Die Staatsanwaltschaft hat Anklage gegen 17 Verdächtige erhoben, sechs von ihnen arbeiteten für die Claims Conference. Die meisten von ihnen wurden am Dienstag verhaftet. Ihnen drohen 20 Jahre Gefängnis und eine Geldstrafe bis zu 250 000 Dollar, wie die Behörden mitteilten. Die Namen der Angeklagten haben die Behörden in einer Pressemitteilung veröffentlicht. An erster Stelle steht der Name von Semen Domnitser, der Chef der beiden Fonds war. Er soll über Jahre hinweg Geld mit den erfundenen Holocaust-Opfern erschlichen haben. Domnitser wurde bereits im Februar entlassen.

Es war die Claims Conference selbst, die sich im Dezember 2009 an die Behörden wandte. Den Verantwortlichen waren verdächtige Parallelen in mehreren Anträgen aufgefallen. Mittlerweile hat auch die Opfer-Organisation ihren internen Ermittlungsbericht veröffentlicht. Zusammen mit den Erkenntnissen der Behörden ergibt sich ein schockierender Eindruck über das Innenleben der Vereinigung.

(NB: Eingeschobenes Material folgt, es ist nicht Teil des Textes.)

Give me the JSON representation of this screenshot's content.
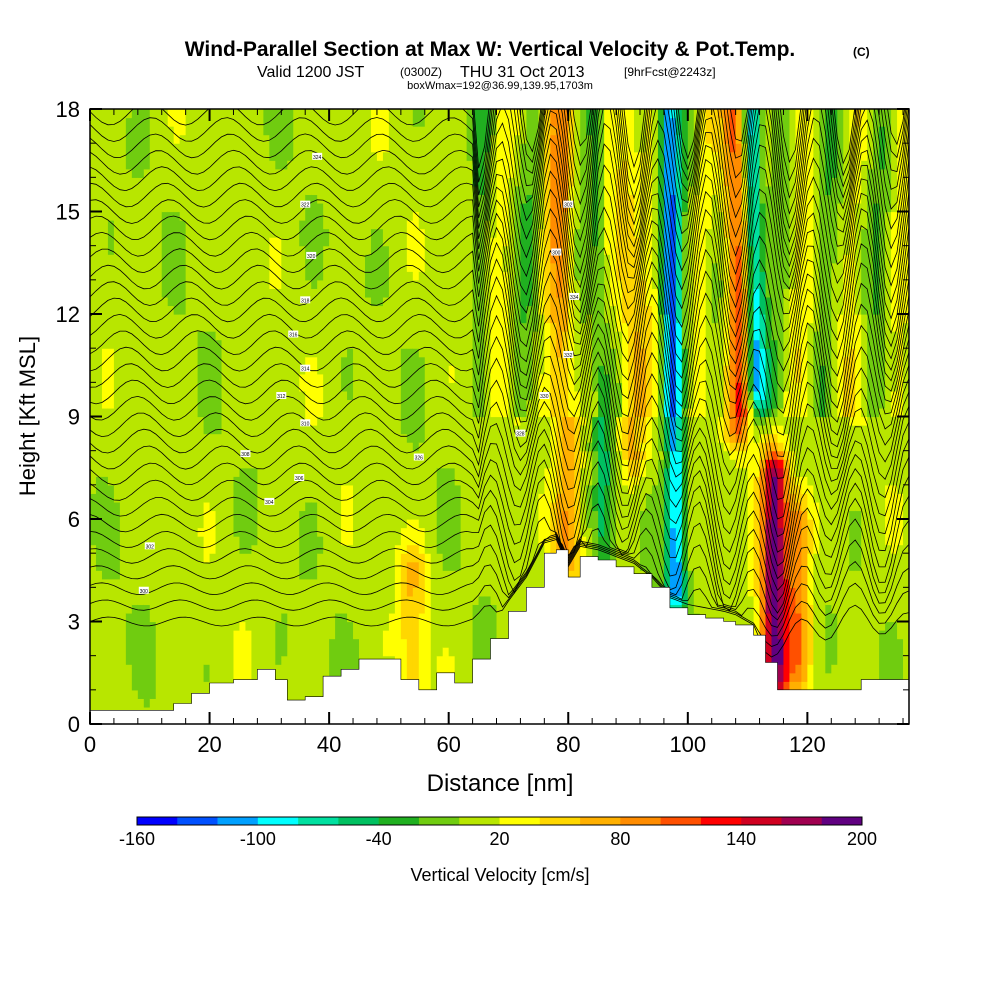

Der Hardship Fund, eingerichtet im Jahr 1980, zahlt einmalig 3600 Dollar an Menschen aus, die vor den Nationalsozialisten in die Sowjetunion flohen und nach 1965 in den Westen übersiedelten. Der Fonds wurde aufgelegt, weil es jüdischen Holocaust-Überlebenden mit Wohnsitz jenseits des Eisernen Vorhangs unmöglich war, Entschädigungsleistungen zu erhalten. Insgesamt profitierten schon 350 000 Menschen von dem Fonds, eine Milliarde Dollar wurden ausgezahlt.

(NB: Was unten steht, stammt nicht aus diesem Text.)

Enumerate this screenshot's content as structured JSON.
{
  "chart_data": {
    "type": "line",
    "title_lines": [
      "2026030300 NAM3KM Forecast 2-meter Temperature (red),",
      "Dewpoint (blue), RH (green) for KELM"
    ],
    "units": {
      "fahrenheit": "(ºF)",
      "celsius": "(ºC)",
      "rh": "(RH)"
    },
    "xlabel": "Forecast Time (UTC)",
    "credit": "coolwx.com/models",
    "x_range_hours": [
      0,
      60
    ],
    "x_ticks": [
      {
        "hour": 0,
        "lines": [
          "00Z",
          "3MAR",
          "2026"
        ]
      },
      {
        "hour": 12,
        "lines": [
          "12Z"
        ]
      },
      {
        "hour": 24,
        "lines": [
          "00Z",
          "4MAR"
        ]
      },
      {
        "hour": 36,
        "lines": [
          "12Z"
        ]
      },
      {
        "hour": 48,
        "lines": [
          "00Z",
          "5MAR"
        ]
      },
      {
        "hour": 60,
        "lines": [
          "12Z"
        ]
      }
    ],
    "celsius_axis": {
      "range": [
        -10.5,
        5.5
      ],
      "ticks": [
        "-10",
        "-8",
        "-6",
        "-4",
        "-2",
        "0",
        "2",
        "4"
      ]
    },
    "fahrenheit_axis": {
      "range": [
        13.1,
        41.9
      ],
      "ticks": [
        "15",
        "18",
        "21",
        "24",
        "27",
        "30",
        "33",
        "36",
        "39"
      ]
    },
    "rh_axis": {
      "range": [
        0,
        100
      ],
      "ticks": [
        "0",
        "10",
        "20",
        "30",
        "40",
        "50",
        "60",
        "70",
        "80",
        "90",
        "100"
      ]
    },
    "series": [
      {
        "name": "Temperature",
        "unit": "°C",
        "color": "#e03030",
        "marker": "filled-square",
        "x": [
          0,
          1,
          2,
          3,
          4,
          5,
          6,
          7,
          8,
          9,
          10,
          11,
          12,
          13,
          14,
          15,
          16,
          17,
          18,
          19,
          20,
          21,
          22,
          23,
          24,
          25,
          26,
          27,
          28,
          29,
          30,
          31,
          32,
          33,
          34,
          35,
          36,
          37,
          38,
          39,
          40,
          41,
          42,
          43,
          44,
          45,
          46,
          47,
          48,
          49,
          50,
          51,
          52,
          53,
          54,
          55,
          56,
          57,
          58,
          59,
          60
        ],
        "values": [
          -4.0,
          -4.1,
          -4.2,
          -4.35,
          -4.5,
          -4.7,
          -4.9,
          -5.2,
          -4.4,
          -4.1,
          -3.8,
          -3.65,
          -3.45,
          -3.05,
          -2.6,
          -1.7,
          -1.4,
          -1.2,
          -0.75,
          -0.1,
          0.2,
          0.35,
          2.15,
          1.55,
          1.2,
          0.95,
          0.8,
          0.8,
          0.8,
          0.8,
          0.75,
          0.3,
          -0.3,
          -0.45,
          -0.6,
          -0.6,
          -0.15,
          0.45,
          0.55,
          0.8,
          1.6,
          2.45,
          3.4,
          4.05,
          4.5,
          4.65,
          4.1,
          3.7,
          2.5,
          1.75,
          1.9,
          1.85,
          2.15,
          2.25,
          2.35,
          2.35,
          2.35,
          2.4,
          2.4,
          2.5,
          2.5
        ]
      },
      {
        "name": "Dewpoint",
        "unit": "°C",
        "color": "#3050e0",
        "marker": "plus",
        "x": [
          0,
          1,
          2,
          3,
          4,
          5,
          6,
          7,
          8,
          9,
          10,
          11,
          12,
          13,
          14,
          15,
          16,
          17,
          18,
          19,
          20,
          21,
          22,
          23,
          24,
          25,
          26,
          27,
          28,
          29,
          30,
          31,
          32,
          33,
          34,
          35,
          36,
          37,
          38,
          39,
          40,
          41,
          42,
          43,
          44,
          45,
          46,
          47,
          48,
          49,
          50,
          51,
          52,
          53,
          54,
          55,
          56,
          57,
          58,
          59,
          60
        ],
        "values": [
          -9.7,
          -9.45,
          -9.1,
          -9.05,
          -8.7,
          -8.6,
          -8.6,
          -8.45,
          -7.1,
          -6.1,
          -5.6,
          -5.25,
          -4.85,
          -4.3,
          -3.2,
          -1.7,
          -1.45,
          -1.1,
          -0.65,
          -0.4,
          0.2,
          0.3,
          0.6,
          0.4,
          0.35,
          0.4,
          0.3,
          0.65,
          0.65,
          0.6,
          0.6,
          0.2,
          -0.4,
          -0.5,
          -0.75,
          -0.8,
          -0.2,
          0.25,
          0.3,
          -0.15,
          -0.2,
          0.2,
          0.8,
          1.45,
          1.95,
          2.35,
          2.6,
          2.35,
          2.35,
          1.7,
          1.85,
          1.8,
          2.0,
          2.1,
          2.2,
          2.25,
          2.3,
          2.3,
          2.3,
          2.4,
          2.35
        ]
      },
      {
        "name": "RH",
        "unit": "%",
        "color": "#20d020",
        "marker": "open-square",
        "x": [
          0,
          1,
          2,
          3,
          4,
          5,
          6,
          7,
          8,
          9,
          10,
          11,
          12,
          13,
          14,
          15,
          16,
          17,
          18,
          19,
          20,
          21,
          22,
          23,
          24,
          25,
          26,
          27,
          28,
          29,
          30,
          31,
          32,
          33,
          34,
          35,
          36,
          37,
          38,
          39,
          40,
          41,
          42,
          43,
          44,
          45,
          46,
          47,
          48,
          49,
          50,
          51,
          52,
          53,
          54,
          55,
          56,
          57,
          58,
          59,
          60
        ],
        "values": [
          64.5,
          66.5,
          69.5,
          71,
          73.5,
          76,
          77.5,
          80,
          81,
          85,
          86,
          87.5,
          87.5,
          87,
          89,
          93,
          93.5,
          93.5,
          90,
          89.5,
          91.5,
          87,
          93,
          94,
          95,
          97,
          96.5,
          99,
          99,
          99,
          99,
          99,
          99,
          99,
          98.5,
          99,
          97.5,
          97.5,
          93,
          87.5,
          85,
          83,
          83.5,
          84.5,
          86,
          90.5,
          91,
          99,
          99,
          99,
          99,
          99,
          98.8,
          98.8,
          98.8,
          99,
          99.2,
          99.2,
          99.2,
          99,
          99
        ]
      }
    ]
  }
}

Wer das Geld beantragen will, muss eine Internierung in einem Getto oder Arbeitslager, die Flucht oder Emigration nachweisen. Kopien von Geburtsurkunden, Diplomen und anderen Dokumenten sind ebenfalls bei der Claims Conference einzureichen.

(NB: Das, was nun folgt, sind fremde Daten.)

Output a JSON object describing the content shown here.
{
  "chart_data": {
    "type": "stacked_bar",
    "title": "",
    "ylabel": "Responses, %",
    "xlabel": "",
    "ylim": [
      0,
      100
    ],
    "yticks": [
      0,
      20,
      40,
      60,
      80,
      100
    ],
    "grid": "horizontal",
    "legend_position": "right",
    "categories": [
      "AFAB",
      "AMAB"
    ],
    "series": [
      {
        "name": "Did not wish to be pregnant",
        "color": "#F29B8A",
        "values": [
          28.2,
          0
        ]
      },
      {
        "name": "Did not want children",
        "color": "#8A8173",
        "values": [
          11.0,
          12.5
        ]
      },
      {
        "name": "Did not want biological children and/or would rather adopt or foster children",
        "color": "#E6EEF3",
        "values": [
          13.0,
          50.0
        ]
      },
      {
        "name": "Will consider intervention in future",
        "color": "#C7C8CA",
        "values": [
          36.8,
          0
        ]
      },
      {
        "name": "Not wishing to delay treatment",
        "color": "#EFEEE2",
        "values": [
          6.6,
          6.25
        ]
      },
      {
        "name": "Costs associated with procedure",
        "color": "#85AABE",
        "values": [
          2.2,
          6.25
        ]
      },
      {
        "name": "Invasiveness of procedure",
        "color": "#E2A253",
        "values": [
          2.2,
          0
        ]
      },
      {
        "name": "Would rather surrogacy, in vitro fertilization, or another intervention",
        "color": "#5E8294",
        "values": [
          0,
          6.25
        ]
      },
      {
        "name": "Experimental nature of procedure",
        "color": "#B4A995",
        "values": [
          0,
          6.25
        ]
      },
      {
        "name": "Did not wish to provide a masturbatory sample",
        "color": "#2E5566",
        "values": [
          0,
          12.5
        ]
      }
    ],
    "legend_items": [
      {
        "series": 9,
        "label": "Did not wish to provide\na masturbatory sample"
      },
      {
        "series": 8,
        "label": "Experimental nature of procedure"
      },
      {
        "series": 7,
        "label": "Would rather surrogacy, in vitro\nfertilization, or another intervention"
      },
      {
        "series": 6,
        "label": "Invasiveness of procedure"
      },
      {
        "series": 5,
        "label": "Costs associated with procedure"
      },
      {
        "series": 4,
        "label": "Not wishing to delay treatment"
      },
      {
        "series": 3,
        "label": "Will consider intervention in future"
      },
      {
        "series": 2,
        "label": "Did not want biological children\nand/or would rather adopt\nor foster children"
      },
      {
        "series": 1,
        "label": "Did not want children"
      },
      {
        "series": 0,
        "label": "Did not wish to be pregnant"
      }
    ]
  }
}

An dieser Stelle setzten die Betrüger in der Claims Conference an. Um "Kunden" zu erreichen, schalteten sie Anzeigen in russischsprachigen Zeitungen im New Yorker Umland. Viele der erfundenen Opfer stammen aus Brighton Beach in Brooklyn, wo viele russischstämmige Juden leben. Der Ort wird auch "Little Odessa" genannt. Wer eine Entschädigung wollte, sollte sich melden. Den Formularkram erledigten die Betrüger.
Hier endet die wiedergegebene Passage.